These are chat archives for nextflow-io/nextflow

21st
Jun 2016
Mike Smoot
@mes5k
Jun 21 2016 20:15
@pditommaso Hi Paolo, I'm wondering if there are any limitations on the number of jobs that nextflow can handle? Can it handle a channel that generates 10^6 values that will trigger 10^6 processes to run?
Evan Floden
@evanfloden
Jun 21 2016 20:22
@mes5k Paolo might be a bit hard to contact this week as he is away. I have done some runs with over 10,000 tasks per process and had no problems at all so my guess would be you should be okay.
Mike Smoot
@mes5k
Jun 21 2016 20:29
Thanks Evan, glad to hear that it should scale. Maybe I'll run a few tests and see what happens.
Paolo Di Tommaso
@pditommaso
Jun 21 2016 20:48
I don't think that magnitude of task is problem.

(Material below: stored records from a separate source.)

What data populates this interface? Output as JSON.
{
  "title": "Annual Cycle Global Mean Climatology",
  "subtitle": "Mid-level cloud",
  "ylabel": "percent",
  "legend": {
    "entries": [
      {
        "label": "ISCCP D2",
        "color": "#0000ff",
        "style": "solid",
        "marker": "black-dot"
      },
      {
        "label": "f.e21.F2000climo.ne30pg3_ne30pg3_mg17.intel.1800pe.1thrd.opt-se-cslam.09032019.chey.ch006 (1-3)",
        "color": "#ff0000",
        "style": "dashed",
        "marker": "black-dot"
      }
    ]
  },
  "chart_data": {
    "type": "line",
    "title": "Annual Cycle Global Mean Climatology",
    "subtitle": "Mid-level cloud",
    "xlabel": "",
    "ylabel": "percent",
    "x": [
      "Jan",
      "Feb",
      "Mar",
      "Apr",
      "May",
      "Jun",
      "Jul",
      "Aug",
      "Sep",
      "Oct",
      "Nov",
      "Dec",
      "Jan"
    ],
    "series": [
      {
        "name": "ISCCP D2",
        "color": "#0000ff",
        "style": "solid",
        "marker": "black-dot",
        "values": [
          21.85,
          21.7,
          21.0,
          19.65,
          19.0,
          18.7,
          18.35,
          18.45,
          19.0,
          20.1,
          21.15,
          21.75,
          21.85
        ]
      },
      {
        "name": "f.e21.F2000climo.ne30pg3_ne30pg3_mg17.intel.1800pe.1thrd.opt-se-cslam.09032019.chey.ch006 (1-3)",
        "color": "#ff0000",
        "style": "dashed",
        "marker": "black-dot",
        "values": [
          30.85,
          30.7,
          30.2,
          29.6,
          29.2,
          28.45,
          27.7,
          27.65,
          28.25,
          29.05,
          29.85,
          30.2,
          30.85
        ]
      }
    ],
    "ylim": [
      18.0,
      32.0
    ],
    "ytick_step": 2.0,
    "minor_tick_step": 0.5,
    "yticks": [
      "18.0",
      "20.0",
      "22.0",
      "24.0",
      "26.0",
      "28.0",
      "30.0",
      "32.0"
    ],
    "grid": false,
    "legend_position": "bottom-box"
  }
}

In the worst scenario you can increase the mem of the JVM
However it may depend also by the underlying execution platform and the number of nodes (the more is the better)
Mike Smoot
@mes5k
Jun 21 2016 20:56
Thanks Paolo. I'm assuming that queueSize will be much smaller than the number of eventual processes and I want to be sure nextflow can hang out with 10^6 jobs waiting to be executed. It sounds like if JVM memory is the limiting factor, then we should be fine.
Paolo Di Tommaso
@pditommaso
Jun 21 2016 21:04
Ok but you won't launch a million jobs altogether, the streaming nature of nextflow will submit them one after another. Thus it also depends if the underlying executor can keep the pace.
Mike Smoot
@mes5k
Jun 21 2016 21:20
Actually, I could see a channel being populated fairly quickly with a million values (fasta file names in my case) and then needing to run blast on each. Knowing that blast will be slow and limited by the executor (most likely Ignite) I just want to make sure the main nextflow process won't crash with such a large channel sitting in memory. The reason I asked is that our group has run into queue size limitations on older clusters and has jumped through all kinds of hoops to deal with this. I'd like to avoid as much of that as possible and write clean, simple pipelines. Just trying to avoid lots of horrible old "optimizations" in our code base. :)
Paolo Di Tommaso
@pditommaso
Jun 21 2016 21:25
Honestly I don't have news for a such problem, but it's not an 100% guarantee that it will work ;)
Anyway if could report the result of your run would be surely useful for the community
Mike Smoot
@mes5k
Jun 21 2016 21:29
Sounds good. It'll be a while until we run on a large dataset, but once we do I'll report back how it goes!
Paolo Di Tommaso
@pditommaso
Jun 21 2016 21:43
Good, also because if they are just file names they should not take so much memory. Thus handling a million should not be such a big problem.